The court pressed the defendant’s counsel as to whether she was attacking the actions of either the housing authority’s counsel or the court regarding the stipulated judgment.
“The Court: You are attacking a man’s right to make a living, by such an allegation, or a woman’s right to make a living here. Now, I don’t mind you doing that, because that is what this court is all about, but I don’t want that done frivolously, and if you intend to make that kind of claim you had better be prepared to prove it, and today is your day in court, then I—You know. There are two things you have claimed here. You claimed that the court did not properly canvass this lady so that it would satisfy that what she did was what she wanted to do. And secondly, you are claiming that an officer of this court, the housing specialist, and an officer, an attorney, that Ms license to practice in this state, both were either oppressive or unethical in the manner in which they conducted their discussion. Now, that’s what you in essence have said by the motion you have put before the court today.

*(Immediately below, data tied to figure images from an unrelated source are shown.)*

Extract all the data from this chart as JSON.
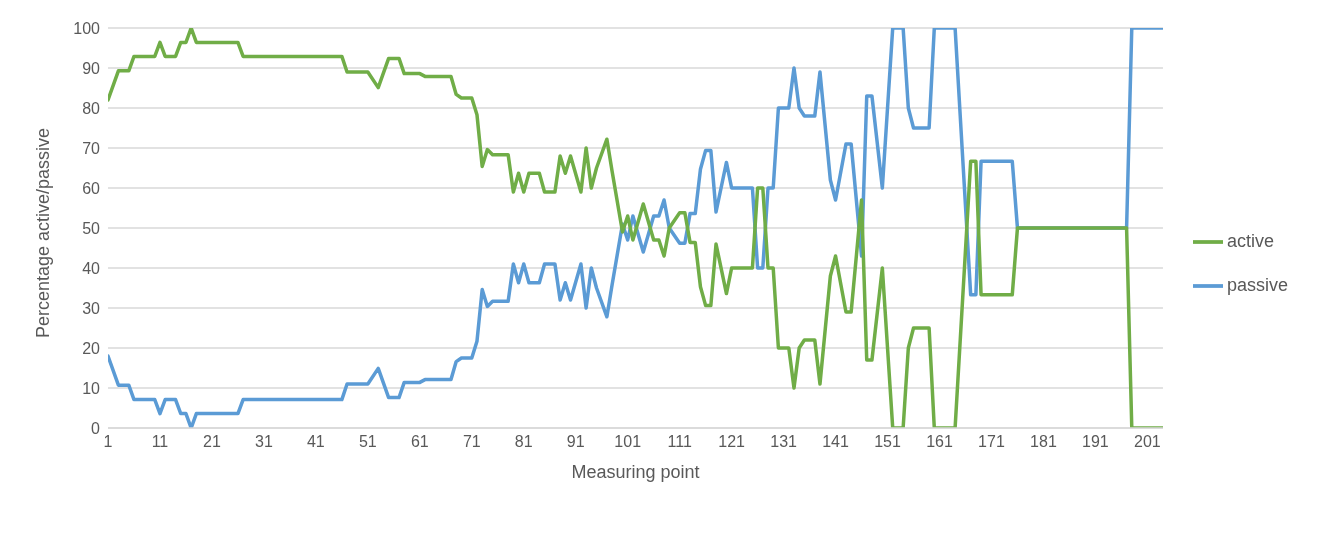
{
  "chart_data": {
    "type": "line",
    "xlabel": "Measuring point",
    "ylabel": "Percentage active/passive",
    "x": [
      1,
      3,
      5,
      6,
      10,
      11,
      12,
      14,
      15,
      16,
      17,
      18,
      26,
      27,
      46,
      47,
      51,
      53,
      55,
      57,
      58,
      61,
      62,
      67,
      68,
      69,
      71,
      72,
      73,
      74,
      75,
      78,
      79,
      80,
      81,
      82,
      84,
      85,
      87,
      88,
      89,
      90,
      92,
      93,
      94,
      95,
      97,
      98,
      100,
      101,
      102,
      104,
      106,
      107,
      108,
      109,
      111,
      112,
      113,
      114,
      115,
      116,
      117,
      118,
      120,
      121,
      125,
      126,
      127,
      128,
      129,
      130,
      132,
      133,
      134,
      135,
      137,
      138,
      140,
      141,
      143,
      144,
      146,
      147,
      148,
      150,
      152,
      154,
      155,
      156,
      159,
      160,
      164,
      167,
      168,
      169,
      175,
      176,
      197,
      198,
      204
    ],
    "series": [
      {
        "name": "passive",
        "color": "#5b9bd5",
        "values": [
          18,
          10.7,
          10.7,
          7.1,
          7.1,
          3.6,
          7.1,
          7.1,
          3.6,
          3.6,
          0,
          3.6,
          3.6,
          7.1,
          7.1,
          11,
          11,
          14.9,
          7.6,
          7.6,
          11.4,
          11.4,
          12.1,
          12.1,
          16.6,
          17.5,
          17.5,
          21.7,
          34.6,
          30.4,
          31.7,
          31.7,
          41,
          36.3,
          41,
          36.3,
          36.3,
          41,
          41,
          32,
          36.3,
          32,
          41,
          30,
          40,
          35,
          27.8,
          35.8,
          51,
          47,
          53,
          44,
          53,
          53,
          57,
          50,
          46.2,
          46.2,
          53.6,
          53.6,
          64.7,
          69.4,
          69.4,
          54,
          66.4,
          60,
          60,
          40,
          40,
          60,
          60,
          80,
          80,
          90,
          80,
          78,
          78,
          89,
          62,
          57,
          71,
          71,
          43,
          83,
          83,
          60,
          100,
          100,
          80,
          75,
          75,
          100,
          100,
          33.3,
          33.3,
          66.7,
          66.7,
          50,
          50,
          100,
          100
        ]
      },
      {
        "name": "active",
        "color": "#70ad47",
        "values": [
          82,
          89.3,
          89.3,
          92.9,
          92.9,
          96.4,
          92.9,
          92.9,
          96.4,
          96.4,
          100,
          96.4,
          96.4,
          92.9,
          92.9,
          89,
          89,
          85.1,
          92.4,
          92.4,
          88.6,
          88.6,
          87.9,
          87.9,
          83.4,
          82.5,
          82.5,
          78.3,
          65.4,
          69.6,
          68.3,
          68.3,
          59,
          63.7,
          59,
          63.7,
          63.7,
          59,
          59,
          68,
          63.7,
          68,
          59,
          70,
          60,
          65,
          72.2,
          64.2,
          49,
          53,
          47,
          56,
          47,
          47,
          43,
          50,
          53.8,
          53.8,
          46.4,
          46.4,
          35.3,
          30.6,
          30.6,
          46,
          33.6,
          40,
          40,
          60,
          60,
          40,
          40,
          20,
          20,
          10,
          20,
          22,
          22,
          11,
          38,
          43,
          29,
          29,
          57,
          17,
          17,
          40,
          0,
          0,
          20,
          25,
          25,
          0,
          0,
          66.7,
          66.7,
          33.3,
          33.3,
          50,
          50,
          0,
          0
        ]
      }
    ],
    "xlim": [
      1,
      204
    ],
    "xticks": [
      1,
      11,
      21,
      31,
      41,
      51,
      61,
      71,
      81,
      91,
      101,
      111,
      121,
      131,
      141,
      151,
      161,
      171,
      181,
      191,
      201
    ],
    "ylim": [
      0,
      100
    ],
    "yticks": [
      0,
      10,
      20,
      30,
      40,
      50,
      60,
      70,
      80,
      90,
      100
    ],
    "grid": "y",
    "legend": "right",
    "marker": "none",
    "line_style": "solid"
  }
}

“Defense Counsel: The defendants perceived that they had no choice.
“The Court: Counsel, you are now representing them. You filed this motion. You put the language into what you thought it meant, and I’m interpreting it the way I am, is that not what you are saying? You raise orally a due process claim which says that this lady didn’t have a meaningful hear*766 ing, and it was not meaningful because of the oppression of the housing specialist, the attorney for the plaintiff, and the insufficient activity on the part of the court. Those are serious allegations, Ma’am. I expect that you are going to prove each one of them, or at least one sufficient to open this judgment.”
The exchange continued:
“Defense Counsel: I do not believe that she entered into this knowingly, knowing what her rights were.
“The Court: I can’t make that determination without a transcript of the proceedings, without her responses to the questions that the court asked. Ordinarily the court makes it a practice to inquire of the party that if they have any questions after all is explained, do you have any questions about this agreement, and if it gets no answer, then it has to assume that the party has no questions. I don’t know of any other reason why it shouldn’t assume that, unless there is something on the record that so indicates it, and if the court neglected to pursue that, then maybe you do have a point. The other thing is that I definitely make it a practice, and I don’t know whether I did it in this case, and that is why I need a transcript, to explain the significance of the agreement in terms of when they have to get out, and what options they have to move for a reopening, or a further stay of execution. I usually go through that very carefully. Maybe I was neglectful of doing that in this case. I can’t recall this case at all. All that I can recall is what my practice is, and in that instance, I cannot make a decision on this case without any information concerning that. With regard to this other matter, she was advised that she should not seek the advice of counsel. That is different from saying she didn’t need an attorney. Now, that requires, I think, some testimony.”